Remote control: How Marriott does outsourcing

05.06.2006

"Nothing dramatically changes, but I think everything ratchets up a step," says Howard Melnick, senior vice president of information resources application services at Marriott International. He and IT project lead Kent Petty highlight three areas where managers of outsourced projects need to be a step above their peers.

Communication: "To influence someone remotely is different than when you're sitting right here and drawing them a picture," Petty says. "It gets back to trust and doing what you said you were going to do. You need a project manager who doesn't have to have everyone under his thumb to influence them and get the work done."

Cultural sensitivity: "You need to not only understand the cultural differences between the two organizations, but also cultural differences around the world," Melnick says.

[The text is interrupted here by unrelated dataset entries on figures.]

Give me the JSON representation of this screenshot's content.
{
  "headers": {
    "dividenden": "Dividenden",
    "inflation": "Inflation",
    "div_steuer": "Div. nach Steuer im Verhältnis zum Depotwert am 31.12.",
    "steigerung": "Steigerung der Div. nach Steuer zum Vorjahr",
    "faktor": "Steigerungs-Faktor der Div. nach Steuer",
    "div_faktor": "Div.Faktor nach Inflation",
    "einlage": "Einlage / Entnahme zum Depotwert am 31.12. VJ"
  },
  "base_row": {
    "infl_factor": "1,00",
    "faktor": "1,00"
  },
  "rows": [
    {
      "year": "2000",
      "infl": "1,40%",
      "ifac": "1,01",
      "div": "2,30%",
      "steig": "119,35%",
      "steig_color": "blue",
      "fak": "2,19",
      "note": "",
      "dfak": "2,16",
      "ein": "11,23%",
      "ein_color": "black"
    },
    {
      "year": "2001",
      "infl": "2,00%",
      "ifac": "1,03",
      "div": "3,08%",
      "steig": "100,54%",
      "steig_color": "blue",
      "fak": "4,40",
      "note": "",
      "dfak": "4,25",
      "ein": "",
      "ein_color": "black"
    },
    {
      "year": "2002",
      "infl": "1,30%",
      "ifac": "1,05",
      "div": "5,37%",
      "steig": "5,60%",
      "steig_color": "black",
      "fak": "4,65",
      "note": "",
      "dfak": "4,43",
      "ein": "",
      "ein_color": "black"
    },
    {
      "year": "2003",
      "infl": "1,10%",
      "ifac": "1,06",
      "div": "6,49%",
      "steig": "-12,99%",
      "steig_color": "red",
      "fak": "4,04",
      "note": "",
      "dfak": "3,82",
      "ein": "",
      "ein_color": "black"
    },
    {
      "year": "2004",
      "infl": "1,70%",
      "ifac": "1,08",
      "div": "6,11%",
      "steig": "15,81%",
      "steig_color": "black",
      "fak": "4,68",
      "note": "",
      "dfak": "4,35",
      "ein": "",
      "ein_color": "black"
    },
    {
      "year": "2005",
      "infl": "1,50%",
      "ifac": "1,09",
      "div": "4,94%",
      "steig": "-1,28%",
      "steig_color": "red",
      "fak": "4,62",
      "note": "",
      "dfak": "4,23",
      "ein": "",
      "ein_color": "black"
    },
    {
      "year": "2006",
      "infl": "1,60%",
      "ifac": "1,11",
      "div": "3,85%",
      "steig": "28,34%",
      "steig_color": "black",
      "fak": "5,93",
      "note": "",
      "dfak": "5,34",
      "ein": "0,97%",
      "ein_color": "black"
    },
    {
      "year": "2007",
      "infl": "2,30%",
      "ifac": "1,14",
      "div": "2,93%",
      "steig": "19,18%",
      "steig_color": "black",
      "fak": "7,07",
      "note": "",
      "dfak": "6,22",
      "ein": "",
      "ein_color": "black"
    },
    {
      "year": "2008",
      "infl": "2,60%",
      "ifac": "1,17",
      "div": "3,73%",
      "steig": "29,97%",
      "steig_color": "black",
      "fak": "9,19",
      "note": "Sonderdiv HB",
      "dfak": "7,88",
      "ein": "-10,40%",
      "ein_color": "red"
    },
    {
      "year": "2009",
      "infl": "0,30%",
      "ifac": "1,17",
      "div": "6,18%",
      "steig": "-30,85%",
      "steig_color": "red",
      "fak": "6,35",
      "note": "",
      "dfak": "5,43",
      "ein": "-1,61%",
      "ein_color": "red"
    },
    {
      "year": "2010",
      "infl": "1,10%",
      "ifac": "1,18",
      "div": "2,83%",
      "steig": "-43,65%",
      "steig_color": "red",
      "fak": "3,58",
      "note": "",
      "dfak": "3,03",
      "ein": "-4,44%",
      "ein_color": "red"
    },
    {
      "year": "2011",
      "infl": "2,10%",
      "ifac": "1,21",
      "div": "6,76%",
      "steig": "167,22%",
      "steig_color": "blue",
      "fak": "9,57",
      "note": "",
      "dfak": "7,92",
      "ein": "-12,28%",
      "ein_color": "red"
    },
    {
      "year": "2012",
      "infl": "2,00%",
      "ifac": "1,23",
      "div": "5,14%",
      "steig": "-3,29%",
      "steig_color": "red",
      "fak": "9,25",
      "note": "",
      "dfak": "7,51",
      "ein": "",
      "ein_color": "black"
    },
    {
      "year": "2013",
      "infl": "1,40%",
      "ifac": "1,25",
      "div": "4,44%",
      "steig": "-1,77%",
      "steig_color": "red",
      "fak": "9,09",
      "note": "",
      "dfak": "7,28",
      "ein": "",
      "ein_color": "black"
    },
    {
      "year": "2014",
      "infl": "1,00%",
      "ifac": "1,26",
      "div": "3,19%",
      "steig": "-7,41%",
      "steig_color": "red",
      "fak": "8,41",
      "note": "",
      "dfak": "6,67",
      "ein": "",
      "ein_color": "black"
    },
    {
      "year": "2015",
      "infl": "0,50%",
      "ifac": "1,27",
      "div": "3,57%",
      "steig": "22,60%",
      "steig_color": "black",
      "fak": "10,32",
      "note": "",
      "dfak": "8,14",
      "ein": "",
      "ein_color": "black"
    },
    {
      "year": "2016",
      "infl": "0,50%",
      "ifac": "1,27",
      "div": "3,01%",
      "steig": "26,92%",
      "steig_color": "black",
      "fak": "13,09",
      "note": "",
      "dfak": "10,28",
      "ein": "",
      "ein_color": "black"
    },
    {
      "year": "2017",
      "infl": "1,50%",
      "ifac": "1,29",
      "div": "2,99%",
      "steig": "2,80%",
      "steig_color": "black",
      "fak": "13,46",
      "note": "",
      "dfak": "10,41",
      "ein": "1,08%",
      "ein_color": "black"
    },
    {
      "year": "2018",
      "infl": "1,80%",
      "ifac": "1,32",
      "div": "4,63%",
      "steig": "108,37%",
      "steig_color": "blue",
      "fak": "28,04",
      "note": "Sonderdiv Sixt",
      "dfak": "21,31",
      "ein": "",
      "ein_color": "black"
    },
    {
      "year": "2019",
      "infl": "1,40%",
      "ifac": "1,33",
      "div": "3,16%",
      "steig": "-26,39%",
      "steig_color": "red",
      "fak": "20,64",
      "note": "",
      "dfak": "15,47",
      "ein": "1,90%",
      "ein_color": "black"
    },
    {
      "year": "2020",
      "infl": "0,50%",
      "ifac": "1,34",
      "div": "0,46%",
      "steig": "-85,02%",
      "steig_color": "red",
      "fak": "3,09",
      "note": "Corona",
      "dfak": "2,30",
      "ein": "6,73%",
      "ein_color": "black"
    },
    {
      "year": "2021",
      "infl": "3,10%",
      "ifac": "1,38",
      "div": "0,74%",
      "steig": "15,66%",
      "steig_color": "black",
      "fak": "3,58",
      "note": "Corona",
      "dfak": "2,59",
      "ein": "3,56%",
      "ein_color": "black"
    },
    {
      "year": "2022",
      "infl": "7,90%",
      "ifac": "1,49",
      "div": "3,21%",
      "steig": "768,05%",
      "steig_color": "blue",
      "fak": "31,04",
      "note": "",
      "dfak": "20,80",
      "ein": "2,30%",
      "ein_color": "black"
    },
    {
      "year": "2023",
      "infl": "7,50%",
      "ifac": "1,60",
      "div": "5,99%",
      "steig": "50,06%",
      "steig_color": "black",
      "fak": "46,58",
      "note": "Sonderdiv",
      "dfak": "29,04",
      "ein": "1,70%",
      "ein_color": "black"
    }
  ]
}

But more mundane differences are also important -- such as those between Marriott's Bethesda, Md., headquarters and the Accenture team's home base in Atlanta, Petty says. "It's as simple as knowing that Marriott has holidays that Accenture may not have. It's knowing that you can't read body language on the phone, knowing that traffic patterns are different in Atlanta so sometimes they're late or we're late for a call. You need to consider all that and be flexible."

Business know-how: Technical skills are a given, Petty says, "but we need a certain amount of business acumen. The business leadership here doesn't have to understand what I'm doing, but I have to understand what they're doing and why -- and the downstream and upstream impacts."